October 23rd, 2009 at 11:59 pm
@ Peter Shalen:
I hop corrected.
October 24th, 2009 at 12:02 am
@ Peter Shalen:
I don’t know. The “daisy chain” innuendo doesn’t seem to have much to do with women not aging as well as men, and it all being so unfair. That, it seems to me, is the default proposition with MoDo.
But I guess it can be hacked around to if Mary Cheney is dragged into the reckoning. Following in John Edwards’ sly, smarmy footsteps — now there’s pursuing a high standard.
October 24th, 2009 at 12:05 am
@ J.E. Dyer:
Will you send me an autographed copy of your thesis?
October 24th, 2009 at 12:07 am
@ fuster:
You can purchase it at this link, Smidge:
http://www.stormingmedia.us/21/2187/A218763.html
I believe you can also buy it directly from CARL at Fort Leavenworth.
October 24th, 2009 at 12:22 am
I agree, and I should have used a broader and more political formulation than “American capitalism.”
I found the reporting on the thesis being about nukes and the Soviets – complete with a picture of the professor – persuasive. That said, I agree that the failure to produce the thesis and other writings and records is suspicious – bound to provoke suspicions.
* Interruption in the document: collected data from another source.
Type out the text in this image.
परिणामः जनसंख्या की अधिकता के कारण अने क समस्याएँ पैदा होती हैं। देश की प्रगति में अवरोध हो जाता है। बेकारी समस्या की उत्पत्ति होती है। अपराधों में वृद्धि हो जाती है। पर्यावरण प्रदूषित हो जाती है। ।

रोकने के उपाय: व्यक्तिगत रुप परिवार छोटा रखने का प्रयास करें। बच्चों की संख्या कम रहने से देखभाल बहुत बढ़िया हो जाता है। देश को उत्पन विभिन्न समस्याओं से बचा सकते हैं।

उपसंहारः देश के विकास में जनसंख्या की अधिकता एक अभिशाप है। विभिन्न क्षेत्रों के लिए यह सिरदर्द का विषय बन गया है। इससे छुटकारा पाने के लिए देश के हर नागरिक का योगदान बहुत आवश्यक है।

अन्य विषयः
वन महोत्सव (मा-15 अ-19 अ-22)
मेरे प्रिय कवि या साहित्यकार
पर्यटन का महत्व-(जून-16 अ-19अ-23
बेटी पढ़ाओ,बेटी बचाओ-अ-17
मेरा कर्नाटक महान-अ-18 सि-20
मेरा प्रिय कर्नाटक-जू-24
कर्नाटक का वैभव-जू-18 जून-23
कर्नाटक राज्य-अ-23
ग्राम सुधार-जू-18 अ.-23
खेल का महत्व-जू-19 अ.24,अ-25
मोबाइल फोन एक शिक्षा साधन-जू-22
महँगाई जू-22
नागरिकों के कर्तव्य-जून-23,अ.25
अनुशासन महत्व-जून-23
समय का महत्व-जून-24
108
…just one of many things about this president that make his political opponents more than usually distrustful of a leader they never wanted.
October 24th, 2009 at 12:24 am
The term quoted from the alleged thesis was “economic freedom”, not “economic democracy,” which when I heard it seemed to me to be such an inappropriate categorization of compulsory. wealth redistribution as to reflect some weird species of pre-fascist Mitteleuropische or Islamo-Germanic philosophical idealism , ie the notion that true freedom emanates only from submission and obedience to authority. You don’t suppose this was another stunt by LaRouchies do you? If anyone would be familiar with the jargon….
October 24th, 2009 at 9:37 am
@ Seth Halpern:
I used the term “economic democracy” to summarize the gist of the phony quotes. A closer reading would have raised other questions, but the awkwardness of the writing may, at first glance anyway, have made them seem more authentic as supposedly a college student’s work.
I’ve taken a longer look at Jumping in Pools, and it reads like a fairly typical blog that’s been around for a while. The “hoax” piece can be found with other “Satire” pieces: Maybe it was intended to be a fake news item a la Scrappleface. If so, the main problem is that it isn’t funny.
It’s interesting that the incident has generated an unusually large number of comments and trackbacks, as well as several news articles, and public comments by Klein, but the blogger hasn’t – as of the moment – yet commented on it. Instead, he’s just gone on with typical blog fare – comments on political races, a feud with with the infamous Charles Johnson of LGF, and so on.